Boy oh boy.
I’m in one of those moods where I’m all fired up about something! In this instance, I’m all fired up after listening to an episode of the New York Times’ ‘The Daily with Michael Barbaro’. Don’t get me wrong, I enjoy this particular podcast and it’s definitely in the mix of the podcasts I listen to throughout the week.
This particular episode focused on an aspect of the current COVID-19 pandemic; that of vaccine hesitancy among certain parts of the American citizenry.

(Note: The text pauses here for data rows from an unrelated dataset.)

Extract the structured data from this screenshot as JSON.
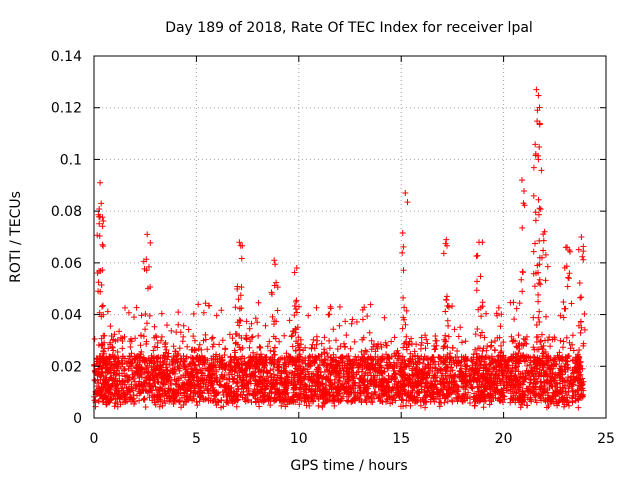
{
  "chart_data": {
    "type": "scatter",
    "title": "Day 189 of 2018, Rate Of TEC Index for receiver lpal",
    "xlabel": "GPS time / hours",
    "ylabel": "ROTI / TECUs",
    "xlim": [
      0,
      25
    ],
    "ylim": [
      0,
      0.14
    ],
    "xticks": [
      0,
      5,
      10,
      15,
      20,
      25
    ],
    "xtick_labels": [
      "0",
      "5",
      "10",
      "15",
      "20",
      "25"
    ],
    "yticks": [
      0,
      0.02,
      0.04,
      0.06,
      0.08,
      0.1,
      0.12,
      0.14
    ],
    "ytick_labels": [
      "0",
      "0.02",
      "0.04",
      "0.06",
      "0.08",
      "0.1",
      "0.12",
      "0.14"
    ],
    "grid": true,
    "marker": "+",
    "color": "#ff0000",
    "x_range_of_data": [
      0,
      23.9
    ],
    "typical_value_range": [
      0.005,
      0.03
    ],
    "notable_peaks": [
      {
        "x": 0.3,
        "y": 0.091
      },
      {
        "x": 0.35,
        "y": 0.083
      },
      {
        "x": 2.6,
        "y": 0.071
      },
      {
        "x": 7.1,
        "y": 0.068
      },
      {
        "x": 8.8,
        "y": 0.061
      },
      {
        "x": 9.9,
        "y": 0.058
      },
      {
        "x": 15.2,
        "y": 0.087
      },
      {
        "x": 17.2,
        "y": 0.069
      },
      {
        "x": 18.8,
        "y": 0.068
      },
      {
        "x": 20.9,
        "y": 0.092
      },
      {
        "x": 21.6,
        "y": 0.127
      },
      {
        "x": 21.65,
        "y": 0.119
      },
      {
        "x": 21.7,
        "y": 0.1
      },
      {
        "x": 22.0,
        "y": 0.072
      },
      {
        "x": 23.1,
        "y": 0.066
      },
      {
        "x": 23.8,
        "y": 0.07
      }
    ]
  }
}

In this case, white rural and evangelical Christians. The episode featured a journalist interviewing a medical doctor in one of these rural areas, a man who can somehow hold both scientifically-based medical knowledge and (again, somehow!) evangelical views of a particular religious faith. Anyway, the guy caught COVID-19 from a colleague some time earlier in the pandemic and it struck the guy hard – stayed in hospital for a month, at one point was on a ventilator and had recorded messages to farewell his children and wife. It was THAT bad. Anyway, seeing as he’s being interviewed, he did obviously make a recovery and he decided to start putting out messages to his community via social media, telling his community of the sheer trauma that was likely for THEM if THEY caught the disease and to do everything they could to protect one another – including taking the vaccine.
Apparently, this was a big deal – the fact that a local doctor was saying this, this (the episode explained) was going to turn heads in the local community, where a local doctor can have a huge role in communicating directly to citizens.
It was this craziness (from my viewpoint) combined with the doctors religious utterences that caused me to lose my … stool.
I mean, what the f@#$?
These people have been able to watch TV, radio, presumably have internet access for this long into the pandemic and they needed a local doctor to go through it before they’d consider getting vaccinated? This is grade-A crazy. This shows just how politicised and how tribal and how superstitious some folk can be. They’ve had plenty of time to absorb the messages from the likes of Anthony Fauci and others and if they very reasonably decided to ignore politicians like Trump they should have had NO ISSUE with following this fairly basic public health advice.
What does all this mean for the standards of education and critical thinking in some of these places in America? I’d like to think the stereotypical rural bible-belt folk is too simplistic and hammy, something Hollywood elites might create, but it seems there is a certain truth to it – a sort of limited conceptual view of the entire world, hemmed in by the nonsensical witch-man talk of pastors from pulpits and by tribal politicisation that further entrenches division. Long story short, made me proud to live in Australia, where almost of all these goings on, especially the local doctor getting COVID-19 would have been – well, yeah he got in contact with someone before they knew they had symptoms and it’s going to do that until enough of us are vaccinated. All this talk about needing ‘Gods help’, or ‘God’s handling this’ … just crazy.
But actually, come to think of it, it’s NOT all limited to the United States.
I HAVE learnt that there are holdouts of vaccine hesitancy among immigrants to Australia. These communities are new to Australia and rely (apparently) heavily on local community (faith?) leaders to guide them through the living of a life in Australia. Apparently it is something our government must do – engage with these community leaders – to ensure that any message of public health – like ‘go get vaccinated’, is heeded. I’m not sure why this is the case – it has been suggested that some immigrants are from countries where the public health service has NOT met their needs, where they have NOT felt safe in its care and where people supposed to assist these peolpe have instead done harm. If this is the case, it’s absolutely not my place to criticise how they are to be convinced to see the light on our Australian approach, but I do wish this was more of an open-shut case of statistics and risk – getting a vaccine and possibly having a side-effect is far less risky than remaining unvaccinated and risking eventual COVID-19 or — heaven forfend — Long COVID.